Friday, November 16, 1860.

SHOP ROBBERY.
   Thos. Hughes, a young man, who said he was a miner, and a stranger in the town, was charged before the borough magistrates, at the Moot Hall, on Monday, with stealing half an ounce of tobacco, two razors, two shaving brushes, an India rubber ball, and a bottle of oil, from the shop of Mr. Wolstencroft, hair-dresser, King-street. - Mr. Wolstencroft's assistant deposed that about half-past eleven o'clock on Saturday night last, from what Mr. Wolstencroft said to him, he looked at the prisoner and saw him let fall on the floor an ounce of tobacco, which just previously was on the bench, and which belonged to witness. Mr. Wolstencroft went out for a policeman, and witness stood by the fire, the prisoner still remaining by the bench near the shop window. Presently the prisoner stealthily took a razor, a shaving brush, a bottle, and an India rubber ball, which he placed in his pocket. - Sergeant Liptrot deposed to receiving the prisoner into custody and searching him, when he found two razors, two brushes, an ounce of tobacco, an India rubber ball, and an oil bottle. He charged the prisoner with stealing the articles, when his reply was "Ugh." - In answer to the bench the prisoner said he was drunk and knew not what he did. - Mr. Wolstencroft stated that when the prisoner entered the shop he made a pretence of being intoxicated and showed a disposition to tumble on the bench, but on the appearance of the officer all symptoms of intoxication vanished, and he quickly gained his equilibrium. - The bench committed the man to hard labour for a month.
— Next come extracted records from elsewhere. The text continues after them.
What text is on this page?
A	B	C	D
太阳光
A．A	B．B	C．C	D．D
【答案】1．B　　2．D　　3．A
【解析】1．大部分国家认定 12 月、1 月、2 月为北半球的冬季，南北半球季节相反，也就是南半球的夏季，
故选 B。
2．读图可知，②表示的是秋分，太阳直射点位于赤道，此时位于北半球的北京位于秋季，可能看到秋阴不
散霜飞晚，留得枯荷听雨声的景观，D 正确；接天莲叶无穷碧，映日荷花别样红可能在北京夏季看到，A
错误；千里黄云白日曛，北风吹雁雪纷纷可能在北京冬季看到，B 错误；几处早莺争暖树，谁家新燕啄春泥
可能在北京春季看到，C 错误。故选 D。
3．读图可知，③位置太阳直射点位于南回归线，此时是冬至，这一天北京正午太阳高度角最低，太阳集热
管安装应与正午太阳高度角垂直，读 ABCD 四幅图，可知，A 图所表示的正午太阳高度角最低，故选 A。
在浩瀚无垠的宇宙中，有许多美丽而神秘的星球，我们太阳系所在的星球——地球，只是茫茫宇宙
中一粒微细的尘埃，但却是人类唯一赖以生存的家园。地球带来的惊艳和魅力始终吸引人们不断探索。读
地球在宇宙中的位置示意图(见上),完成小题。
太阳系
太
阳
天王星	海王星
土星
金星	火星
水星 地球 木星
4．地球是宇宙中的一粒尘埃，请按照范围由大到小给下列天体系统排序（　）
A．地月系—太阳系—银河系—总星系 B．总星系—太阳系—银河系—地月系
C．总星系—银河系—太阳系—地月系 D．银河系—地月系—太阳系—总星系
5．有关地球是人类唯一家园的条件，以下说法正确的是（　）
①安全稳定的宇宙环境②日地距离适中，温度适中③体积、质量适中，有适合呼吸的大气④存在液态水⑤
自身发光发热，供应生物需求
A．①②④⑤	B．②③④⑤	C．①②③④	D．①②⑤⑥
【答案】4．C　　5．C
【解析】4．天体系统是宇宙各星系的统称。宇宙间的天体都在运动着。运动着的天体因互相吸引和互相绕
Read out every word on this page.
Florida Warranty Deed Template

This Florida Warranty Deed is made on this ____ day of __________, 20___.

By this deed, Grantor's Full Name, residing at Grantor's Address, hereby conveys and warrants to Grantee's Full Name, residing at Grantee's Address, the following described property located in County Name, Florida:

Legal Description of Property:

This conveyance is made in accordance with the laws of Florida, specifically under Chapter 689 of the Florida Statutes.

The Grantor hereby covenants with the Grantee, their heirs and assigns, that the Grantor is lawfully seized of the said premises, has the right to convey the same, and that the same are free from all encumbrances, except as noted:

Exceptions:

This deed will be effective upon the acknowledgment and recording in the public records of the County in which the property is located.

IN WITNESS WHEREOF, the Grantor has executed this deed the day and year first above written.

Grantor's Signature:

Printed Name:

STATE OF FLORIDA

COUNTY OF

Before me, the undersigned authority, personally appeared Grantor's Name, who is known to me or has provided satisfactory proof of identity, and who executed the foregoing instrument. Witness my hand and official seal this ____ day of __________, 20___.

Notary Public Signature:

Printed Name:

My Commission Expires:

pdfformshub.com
Saturday, November 24, 1860.

STEALING CLOVER HAY.
   William Knowles, a man about 30, was charged with stealing 56lbs. of second crop of clover hay, valued at three shillings, the property of Henry Rigby, farmer, Ashton. On Friday last, the prosecutor cut some clover from his stack, which was close to the highway, being separated only by a hedge, and left about the quantity stolen on a bench at the side of the stack. The next morning he went for it and discovered that it was gone. The hay was afterwards traced to the possession of a woman named Sarah Hilton, a donkey keeper, who gave the prisoner a shilling for it, he telling her that he had found it on the road. - Mr. Hilton appeared to watch the case on behalf of Hilton. - The prisoner, who was undefended, told the Bench that he found the hay, but they did not believe him, and sent him to gaol for a month.



Saturday, November 24, 1860.

BREACH OF THE HIGHWAY ACT.
   John Bent was charged with a breach of the Highway Act by driving his horse on the footpath at Platt Bridge, on the 14th. He pleaded guilty, and was discharged with a caution on paying costs.